1.3.3. Rechtschutz / Justizwesen

Die ukrainische Verfassung sieht eine unabhängige Justiz vor, die Gerichte sind aber trotz Reformmaßnahmen der Regierung weiterhin ineffizient und anfällig für politischen Druck und Korruption. Das Vertrauen der Öffentlichkeit in die Justiz ist gering. Trotz der Bemühungen um eine Reform der Justiz und der Generalstaatsanwaltschaft ist Korruption bei Richtern und Staatsanwälten weiterhin ein Problem. Zivilgesellschaftliche Gruppen bemängeln weiterhin die schwache Gewaltenteilung zwischen der Exekutive und der Judikative.

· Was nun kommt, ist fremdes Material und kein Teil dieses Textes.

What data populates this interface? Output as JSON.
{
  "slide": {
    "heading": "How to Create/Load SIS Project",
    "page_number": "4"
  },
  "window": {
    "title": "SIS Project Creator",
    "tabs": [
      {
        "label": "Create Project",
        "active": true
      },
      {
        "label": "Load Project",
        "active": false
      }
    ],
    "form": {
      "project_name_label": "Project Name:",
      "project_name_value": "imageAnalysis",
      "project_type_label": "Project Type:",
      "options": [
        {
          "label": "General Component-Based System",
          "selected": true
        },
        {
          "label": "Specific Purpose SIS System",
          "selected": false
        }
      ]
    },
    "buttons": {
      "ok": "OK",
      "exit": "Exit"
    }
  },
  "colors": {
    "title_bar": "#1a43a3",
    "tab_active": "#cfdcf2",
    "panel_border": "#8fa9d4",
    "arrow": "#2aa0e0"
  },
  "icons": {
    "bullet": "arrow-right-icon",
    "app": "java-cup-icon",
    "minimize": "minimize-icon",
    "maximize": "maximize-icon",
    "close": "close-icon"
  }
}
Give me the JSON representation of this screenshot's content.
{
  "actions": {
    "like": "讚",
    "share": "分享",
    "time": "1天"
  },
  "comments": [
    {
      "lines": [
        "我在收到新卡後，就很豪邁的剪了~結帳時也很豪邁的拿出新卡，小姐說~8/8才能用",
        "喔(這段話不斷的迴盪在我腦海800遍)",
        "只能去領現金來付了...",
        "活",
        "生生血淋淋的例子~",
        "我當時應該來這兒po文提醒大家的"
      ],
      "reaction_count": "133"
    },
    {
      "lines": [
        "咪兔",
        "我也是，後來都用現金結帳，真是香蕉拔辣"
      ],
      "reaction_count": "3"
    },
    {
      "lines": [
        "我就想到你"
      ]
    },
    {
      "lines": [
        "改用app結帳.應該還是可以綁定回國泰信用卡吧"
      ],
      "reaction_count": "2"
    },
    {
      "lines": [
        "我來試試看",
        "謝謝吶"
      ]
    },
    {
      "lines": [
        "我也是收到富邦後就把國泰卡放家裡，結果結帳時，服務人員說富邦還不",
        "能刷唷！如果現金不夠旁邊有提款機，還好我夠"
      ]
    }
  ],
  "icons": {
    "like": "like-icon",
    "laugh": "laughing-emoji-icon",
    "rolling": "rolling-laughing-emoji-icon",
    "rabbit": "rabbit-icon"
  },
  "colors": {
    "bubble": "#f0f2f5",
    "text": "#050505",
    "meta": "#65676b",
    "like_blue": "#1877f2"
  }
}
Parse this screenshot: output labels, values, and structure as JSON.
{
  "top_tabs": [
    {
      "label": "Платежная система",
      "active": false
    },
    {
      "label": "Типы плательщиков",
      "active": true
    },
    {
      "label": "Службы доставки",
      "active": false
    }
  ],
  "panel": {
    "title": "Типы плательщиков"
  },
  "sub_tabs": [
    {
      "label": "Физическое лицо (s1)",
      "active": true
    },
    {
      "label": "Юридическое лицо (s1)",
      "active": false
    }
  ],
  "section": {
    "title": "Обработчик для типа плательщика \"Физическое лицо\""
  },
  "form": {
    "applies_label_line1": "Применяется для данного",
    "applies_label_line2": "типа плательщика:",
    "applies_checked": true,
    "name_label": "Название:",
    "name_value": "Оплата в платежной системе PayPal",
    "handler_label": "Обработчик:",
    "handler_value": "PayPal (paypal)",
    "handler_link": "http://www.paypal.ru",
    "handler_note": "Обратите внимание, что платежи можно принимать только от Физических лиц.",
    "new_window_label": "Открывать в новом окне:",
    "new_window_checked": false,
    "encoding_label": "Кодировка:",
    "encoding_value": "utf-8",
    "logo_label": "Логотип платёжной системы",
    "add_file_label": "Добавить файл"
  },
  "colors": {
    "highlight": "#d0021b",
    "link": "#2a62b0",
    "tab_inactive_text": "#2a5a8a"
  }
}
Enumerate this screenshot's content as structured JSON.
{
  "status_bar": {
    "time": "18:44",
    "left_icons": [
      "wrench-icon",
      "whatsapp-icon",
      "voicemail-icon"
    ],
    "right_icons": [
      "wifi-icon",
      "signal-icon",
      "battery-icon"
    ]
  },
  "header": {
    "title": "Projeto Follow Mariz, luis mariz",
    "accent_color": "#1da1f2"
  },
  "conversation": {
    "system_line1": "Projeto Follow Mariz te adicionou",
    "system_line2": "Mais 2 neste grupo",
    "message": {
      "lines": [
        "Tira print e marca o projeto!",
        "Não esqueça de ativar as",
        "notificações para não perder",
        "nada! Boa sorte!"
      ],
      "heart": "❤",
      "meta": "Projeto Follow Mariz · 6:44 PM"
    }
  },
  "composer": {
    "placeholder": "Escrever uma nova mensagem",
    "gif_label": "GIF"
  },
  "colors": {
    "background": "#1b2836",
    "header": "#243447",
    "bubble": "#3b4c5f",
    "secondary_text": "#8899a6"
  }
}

Einige Richter behaupten Druckausübung durch hochrangige Politiker. Einige Richter und Staatsanwälte erhielten Berichten zufolge Bestechungsgelder. Andere Faktoren, welche das Recht auf ein faires Verfahren behindern, sind langwierige Gerichtsverfahren, insbesondere bei Verwaltungsgerichten, unterfinanzierte Gerichte und mangelnde Möglichkeiten Urteile durchzusetzen (USDOS 11.3.2020).

Quellen:

-        USDOS – US Department of State (11.3.2020): Country Report on Human Rights Practices 2019 - Ukraine

1.3.4. Sicherheitsbehörden

Das Innenministerium ist für die Aufrechterhaltung der inneren Sicherheit und Ordnung zuständig. Das Ministerium beaufsichtigt das Personal der Polizei und anderer Strafverfolgungsbehörden. Der Sicherheitsdienst der Ukraine (SBU) ist für den Staatsschutz im weitesten Sinne, den nicht-militärischen Nachrichtendienst sowie für Fragen der Spionage- und Terrorismusbekämpfung zuständig. Das Innenministerium untersteht dem Ministerkabinett, der SBU ist direkt dem Präsidenten unterstellt (USDOS 11.3.2020).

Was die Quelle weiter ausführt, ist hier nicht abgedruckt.